8. Follow the traits of high achievers.
Crossman: What traits do the best athletes, readers and thinkers—really, the highest achievers, regardless of the genre in which they excel—have in common?
Stulberg: Fierce self-discipline. Fierce self-compassion. Community and a strong support network. Coaching or mentorship. Minimize distractions. Follow the growth equation. Luck (it’s not all luck, but luck definitely plays a part). Good sleep habits. The ability to hold competing ideas at the same time (e.g., I am good enough as I am and I want to get better.) Humility: they can be secure and confident and at the same time realize there is so much that they don’t know.
9. Clear your head.
Crossman: If I get stuck on a story, I take a bike ride or a hike, usually on a greenway or an “easy” trail. It’s usually only a few minutes before I skid to a stop, pull out my notebook and write down the solution to whatever vexed me. Sometimes it takes longer, I guess, but I always come back unstuck. What (if anything) is happening inside my brain out there that allows me to think more clearly?

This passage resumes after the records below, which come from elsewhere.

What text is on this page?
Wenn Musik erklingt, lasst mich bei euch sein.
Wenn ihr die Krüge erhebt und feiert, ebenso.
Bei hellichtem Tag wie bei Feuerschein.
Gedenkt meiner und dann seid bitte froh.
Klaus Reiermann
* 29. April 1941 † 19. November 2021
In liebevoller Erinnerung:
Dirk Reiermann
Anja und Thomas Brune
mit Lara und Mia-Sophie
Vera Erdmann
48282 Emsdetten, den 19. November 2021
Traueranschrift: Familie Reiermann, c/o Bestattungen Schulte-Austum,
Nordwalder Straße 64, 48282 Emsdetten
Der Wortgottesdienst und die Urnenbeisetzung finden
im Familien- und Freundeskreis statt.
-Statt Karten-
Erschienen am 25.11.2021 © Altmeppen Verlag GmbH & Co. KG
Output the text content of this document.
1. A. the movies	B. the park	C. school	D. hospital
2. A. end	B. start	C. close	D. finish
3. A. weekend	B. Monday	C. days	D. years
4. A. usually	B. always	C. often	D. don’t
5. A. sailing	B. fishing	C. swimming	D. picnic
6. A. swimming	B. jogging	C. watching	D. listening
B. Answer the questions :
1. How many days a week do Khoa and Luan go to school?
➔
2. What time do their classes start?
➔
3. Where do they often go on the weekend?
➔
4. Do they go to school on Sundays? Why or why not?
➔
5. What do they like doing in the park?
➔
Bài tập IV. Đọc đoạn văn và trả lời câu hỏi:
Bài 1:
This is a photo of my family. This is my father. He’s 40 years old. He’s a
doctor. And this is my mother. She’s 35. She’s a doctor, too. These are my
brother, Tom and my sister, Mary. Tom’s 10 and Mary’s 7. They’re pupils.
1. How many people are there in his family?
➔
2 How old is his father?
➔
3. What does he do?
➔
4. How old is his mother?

Stulberg: This is a fascinating phenomenon that is actually quite common. The latest scientific hypothesis goes like this: when you are walking, riding, hiking, etc., your brain needs to coordinate your movements. This provides just enough distraction to take the effortful-thinking, conscious part of your brain offline a bit. In doing so, your more subconscious brain networks come online. Breakthrough thoughts and moments of insight often happen from this part of the brain. It’s almost as if you are freeing up the part of your brain that is trying to make a thought happen so that the part of your brain that lets thoughts happen can shine.
10. Embrace the process of process.
Crossman: In your next book, The Practice of Groundedness (to be released in September), you examine the “never enough” ethos that permeates modern culture. That hits home for a lot of solopreneurs. How does what you found apply to exercise and work?
Stulberg: This is why I wrote the book! We trick ourselves into thinking that we’ll finally arrive, we’ll finally be happy or fulfilled if we just do this or accomplish that. But the truth is that the goal post is always 10 yards down the field.
The Practice of Groundedness proposes a radical new path to success that isn’t about some external goal or obsession that is out in front of you, but rather about finding internal fulfillment and contentedness. It’s the antidote to what I call heroic individualism, or valuing yourself based on measurable results and constantly trying to one-up yourself and others. This kind of so-called “success” tends to leave people feeling anxious and empty, whether they accomplish it or not.
Groundedness, on the other hand, is about developing a reservoir of inner strength, fortitude, and belonging that can sustain you through the highs and lows of striving toward whatever it is that you find meaningful.